O mais fabuloso de toda a arte cinematografica de Burton é a capacidade inventiva, a diferença, principalmente a irreverância. Até à  data todos os filmes anteriores foram geniais. Começando em "Vicent", "Eduardo Mãos de Tesoura", "Beetlejuice", "Ed Wood", "A Noiva Cadavér", "Charlie and the Chococate Factory"....
O elenco?
Esteve bem, cumpriu o objectivo, sem revelar extraordinários desempenhos.
Helena Bonham Carter? amazing as usual, na sua Red Queen
Johnny Depp? bem encantou-me (as usual) no papal de Mad Hatter, mas não deslumbrou. Longe da genialidade habitual. Não senti  o magnetismo que me deixa incrédula, pasmada e deliciada.
Definitivamente prefiro o Tim Burton mais dark side.


"There is a place. Like no place on Earth. A land full of wonder, mystery, and danger! Some say to survive it: You need to be as mad as a hatter." – Chapeleiro Louco.

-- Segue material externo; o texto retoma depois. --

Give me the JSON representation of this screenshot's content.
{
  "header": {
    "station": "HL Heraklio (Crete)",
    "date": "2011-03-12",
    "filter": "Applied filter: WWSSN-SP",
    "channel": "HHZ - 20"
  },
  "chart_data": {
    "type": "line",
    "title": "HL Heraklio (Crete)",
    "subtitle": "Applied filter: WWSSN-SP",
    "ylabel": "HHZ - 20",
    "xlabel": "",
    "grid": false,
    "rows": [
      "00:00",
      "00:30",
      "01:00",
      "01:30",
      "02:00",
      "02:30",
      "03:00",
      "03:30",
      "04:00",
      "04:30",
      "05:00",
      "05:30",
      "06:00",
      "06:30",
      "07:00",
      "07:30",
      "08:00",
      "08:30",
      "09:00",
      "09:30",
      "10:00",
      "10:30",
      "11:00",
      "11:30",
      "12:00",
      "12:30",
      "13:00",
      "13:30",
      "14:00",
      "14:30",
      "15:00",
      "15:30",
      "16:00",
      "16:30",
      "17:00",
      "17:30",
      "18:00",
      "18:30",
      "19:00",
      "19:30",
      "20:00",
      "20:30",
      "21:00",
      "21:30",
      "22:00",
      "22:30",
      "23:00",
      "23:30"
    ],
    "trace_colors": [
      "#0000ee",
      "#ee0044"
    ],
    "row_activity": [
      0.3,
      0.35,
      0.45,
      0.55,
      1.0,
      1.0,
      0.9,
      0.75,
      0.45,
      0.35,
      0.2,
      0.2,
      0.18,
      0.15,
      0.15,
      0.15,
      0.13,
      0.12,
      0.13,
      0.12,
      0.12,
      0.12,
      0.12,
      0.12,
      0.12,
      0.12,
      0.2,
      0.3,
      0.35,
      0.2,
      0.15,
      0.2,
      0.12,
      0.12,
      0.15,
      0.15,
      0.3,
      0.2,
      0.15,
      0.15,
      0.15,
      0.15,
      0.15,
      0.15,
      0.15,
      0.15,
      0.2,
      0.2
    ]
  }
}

Rodape 1 :  (up) a frase que mais me encanta.
Rodape 2 : a rever, afinal é Tim Burton.

8 de março de 2010

Red Carpet

And The winner is...




Americanos,pois é. Eu sei. São tantos, mas tantos, os excelentes filmes que não chegam às salas com o reconhecimento merecido (pelo menos com direito a campanhas de marketing) porque são de outras partes do globo. Mas perdoem-me, adoro cinema. (better, sou viciada). E eles (leia-se from the USA) sabem fazê-lo.





Acabei de ver o Keanu Reeves (alone) na passadeira

Rodapé: Call me! (yes, the number still´s the same)

Rodapé 2: Inglourious Basterds (argumento para Tarantino); Christoph Waltz (Inglourious Basterds); Robert Downey Jr. (Sherlock Holmes); Sandra Bullock Blind Side) Avatar (mais não seja pela beleza da idéia daquela arvore...). Colin Firth (A Singular Man)... merecem o Óscar (please). .....

3 de março de 2010

A Single Man



Um Homem Singular. Uma cinematografia singular. Uma fotografia Singular. Um exercício de estética Singular. Os flashbacks que nos enquadram na história de vida deste homem. A dificuldade em ultrapassar e aceitar a dor da perda. O sofrimento que o magoa a cada segundo. Em cada gesto, em cada olhar perdido, passa para o espectador com uma facilidade. Não existe qualquer tentiva de explorar com recurso a imagens, o que seria tão fácil fazer. A relação homossexual. Tom ford não o faz. Absolutamente Singular!